- Associated Press - Thursday, November 5, 2015

FRANKFORT, Ky. (AP) - Republican Matt Bevin is turning to a pair of former rivals to help him as he transitions to become Kentucky’s next governor.

Thursday, Bevin named former Republican primary opponent Hal Heiner as one of 21 people on his transition team. And Friday he will meet with U.S. Senate Majority Leader Mitch McConnell, who crushed Bevin in the 2014 Senate primary.

“We’re going to meet tomorrow afternoon and share thoughts about getting started,” McConnell told The Associated Press in an interview. “There’s a very short transition period in Kentucky. You get elected and a month later you’re sworn in.”

Heiner spent more than $4 million during the Republican primary, more than Bevin spent for the entire election cycle. The two often sparred in public debates over Bevin’s property tax issues and Heiner’s record as a former Louisville Metro councilman. A pro-Heiner super PAC even aired negative TV ads against Bevin which inflamed their relationship late in the campaign.

But the two men soon patched things up, with Heiner campaigning for Bevin in Elizabethtown four days before the election. McConnell held several fundraisers for Bevin and endorsed him publicly at the annual Fancy Farm picnic.

Heiner is advising Bevin on transportation issues. Brown-Forman Vice President J. McCauley “Mac” Brown will lead Bevin’s transition team, which includes current and former state lawmakers along with veterans of former Gov. Ernie Fletcher’s staff, the last time Kentucky had a Republican administration.

Other members include former state Sen. Julie Denton of Louisville, former state Supreme Court Justice John Roach, state Reps. Jerry Miller of Louisville and Tom Kerr of Taylor Mill and Paducah businessman Billy Harper, a 2007 Republican primary candidate for governor.

“We have been given a clear charge by the people of the Commonwealth to lead with conservative principles,” Bevin said in a news release.

Bevin defeated Democrat Jack Conway with more than 52 percent of the vote in Tuesday’s election. McConnell credited the Republican Governors Association for its series of TV ads making the race a referendum on Democratic President Barack Obama, a strategy McConnell employed to win big in his 2014 re-election campaign.
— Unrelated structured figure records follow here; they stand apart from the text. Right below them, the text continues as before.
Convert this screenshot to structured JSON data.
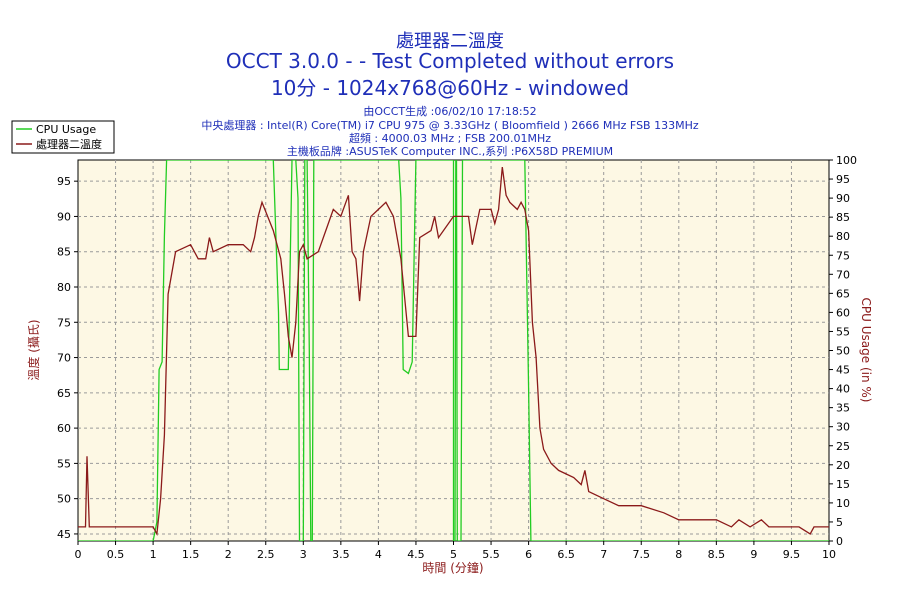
{
  "chart_data": {
    "type": "line",
    "title_lines": [
      "處理器二溫度",
      "OCCT 3.0.0 -  - Test Completed without errors",
      "10分 - 1024x768@60Hz - windowed"
    ],
    "info_lines": [
      "由OCCT生成 :06/02/10 17:18:52",
      "中央處理器 : Intel(R) Core(TM) i7 CPU 975 @ 3.33GHz ( Bloomfield ) 2666 MHz FSB 133MHz",
      "超頻 : 4000.03 MHz ; FSB 200.01MHz",
      "主機板品牌 :ASUSTeK Computer INC.,系列 :P6X58D PREMIUM"
    ],
    "xlabel": "時間 (分鐘)",
    "ylabel_left": "溫度 (攝氏)",
    "ylabel_right": "CPU Usage (in %)",
    "xlim": [
      0,
      10
    ],
    "ylim_left": [
      44,
      98
    ],
    "ylim_right": [
      0,
      100
    ],
    "x_ticks": [
      "0",
      "0.5",
      "1",
      "1.5",
      "2",
      "2.5",
      "3",
      "3.5",
      "4",
      "4.5",
      "5",
      "5.5",
      "6",
      "6.5",
      "7",
      "7.5",
      "8",
      "8.5",
      "9",
      "9.5",
      "10"
    ],
    "y_left_ticks": [
      "45",
      "50",
      "55",
      "60",
      "65",
      "70",
      "75",
      "80",
      "85",
      "90",
      "95"
    ],
    "y_right_ticks": [
      "0",
      "5",
      "10",
      "15",
      "20",
      "25",
      "30",
      "35",
      "40",
      "45",
      "50",
      "55",
      "60",
      "65",
      "70",
      "75",
      "80",
      "85",
      "90",
      "95",
      "100"
    ],
    "grid": true,
    "legend_position": "top-left",
    "series": [
      {
        "name": "CPU Usage",
        "color": "#22cc22",
        "axis": "right",
        "points": [
          [
            0,
            0
          ],
          [
            1.0,
            0
          ],
          [
            1.05,
            5
          ],
          [
            1.08,
            45
          ],
          [
            1.12,
            47
          ],
          [
            1.15,
            80
          ],
          [
            1.18,
            100
          ],
          [
            2.6,
            100
          ],
          [
            2.67,
            60
          ],
          [
            2.68,
            45
          ],
          [
            2.8,
            45
          ],
          [
            2.85,
            100
          ],
          [
            2.9,
            100
          ],
          [
            2.93,
            90
          ],
          [
            2.95,
            0
          ],
          [
            3.0,
            0
          ],
          [
            3.02,
            100
          ],
          [
            3.05,
            100
          ],
          [
            3.08,
            50
          ],
          [
            3.1,
            0
          ],
          [
            3.12,
            0
          ],
          [
            3.14,
            100
          ],
          [
            4.27,
            100
          ],
          [
            4.3,
            90
          ],
          [
            4.33,
            45
          ],
          [
            4.4,
            44
          ],
          [
            4.45,
            47
          ],
          [
            4.5,
            100
          ],
          [
            5.0,
            100
          ],
          [
            5.0,
            0
          ],
          [
            5.02,
            0
          ],
          [
            5.03,
            100
          ],
          [
            5.04,
            100
          ],
          [
            5.05,
            0
          ],
          [
            5.1,
            0
          ],
          [
            5.12,
            100
          ],
          [
            5.95,
            100
          ],
          [
            6.0,
            40
          ],
          [
            6.03,
            0
          ],
          [
            10,
            0
          ]
        ]
      },
      {
        "name": "處理器二溫度",
        "color": "#8b1a1a",
        "axis": "left",
        "points": [
          [
            0,
            46
          ],
          [
            0.1,
            46
          ],
          [
            0.12,
            56
          ],
          [
            0.15,
            46
          ],
          [
            1.0,
            46
          ],
          [
            1.05,
            45
          ],
          [
            1.1,
            50
          ],
          [
            1.15,
            59
          ],
          [
            1.2,
            79
          ],
          [
            1.3,
            85
          ],
          [
            1.5,
            86
          ],
          [
            1.6,
            84
          ],
          [
            1.7,
            84
          ],
          [
            1.75,
            87
          ],
          [
            1.8,
            85
          ],
          [
            2.0,
            86
          ],
          [
            2.2,
            86
          ],
          [
            2.3,
            85
          ],
          [
            2.35,
            87
          ],
          [
            2.4,
            90
          ],
          [
            2.45,
            92
          ],
          [
            2.6,
            88
          ],
          [
            2.7,
            84
          ],
          [
            2.75,
            79
          ],
          [
            2.8,
            73
          ],
          [
            2.85,
            70
          ],
          [
            2.9,
            75
          ],
          [
            2.95,
            85
          ],
          [
            3.0,
            86
          ],
          [
            3.05,
            84
          ],
          [
            3.2,
            85
          ],
          [
            3.3,
            88
          ],
          [
            3.4,
            91
          ],
          [
            3.5,
            90
          ],
          [
            3.6,
            93
          ],
          [
            3.65,
            85
          ],
          [
            3.7,
            84
          ],
          [
            3.75,
            78
          ],
          [
            3.8,
            85
          ],
          [
            3.9,
            90
          ],
          [
            4.0,
            91
          ],
          [
            4.1,
            92
          ],
          [
            4.2,
            90
          ],
          [
            4.3,
            84
          ],
          [
            4.4,
            73
          ],
          [
            4.5,
            73
          ],
          [
            4.55,
            87
          ],
          [
            4.7,
            88
          ],
          [
            4.75,
            90
          ],
          [
            4.8,
            87
          ],
          [
            5.0,
            90
          ],
          [
            5.2,
            90
          ],
          [
            5.25,
            86
          ],
          [
            5.35,
            91
          ],
          [
            5.5,
            91
          ],
          [
            5.55,
            89
          ],
          [
            5.6,
            91
          ],
          [
            5.65,
            97
          ],
          [
            5.7,
            93
          ],
          [
            5.75,
            92
          ],
          [
            5.85,
            91
          ],
          [
            5.9,
            92
          ],
          [
            5.95,
            91
          ],
          [
            6.0,
            88
          ],
          [
            6.05,
            75
          ],
          [
            6.1,
            70
          ],
          [
            6.15,
            60
          ],
          [
            6.2,
            57
          ],
          [
            6.3,
            55
          ],
          [
            6.4,
            54
          ],
          [
            6.6,
            53
          ],
          [
            6.7,
            52
          ],
          [
            6.75,
            54
          ],
          [
            6.8,
            51
          ],
          [
            7.0,
            50
          ],
          [
            7.2,
            49
          ],
          [
            7.5,
            49
          ],
          [
            7.8,
            48
          ],
          [
            8.0,
            47
          ],
          [
            8.5,
            47
          ],
          [
            8.7,
            46
          ],
          [
            8.8,
            47
          ],
          [
            8.95,
            46
          ],
          [
            9.1,
            47
          ],
          [
            9.2,
            46
          ],
          [
            9.6,
            46
          ],
          [
            9.75,
            45
          ],
          [
            9.8,
            46
          ],
          [
            10,
            46
          ]
        ]
      }
    ]
  }
}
“I think that was critical in defining the race in a way that people could understand and Conway had the dilemma of having not participated in the efforts of other attorneys general to take down Obamacare,” McConnell said. “I think Matt did a smart thing at the end, since he was under such an assault, to do the commercials with his family to try to mitigate whatever the effectiveness of the attacks had been.”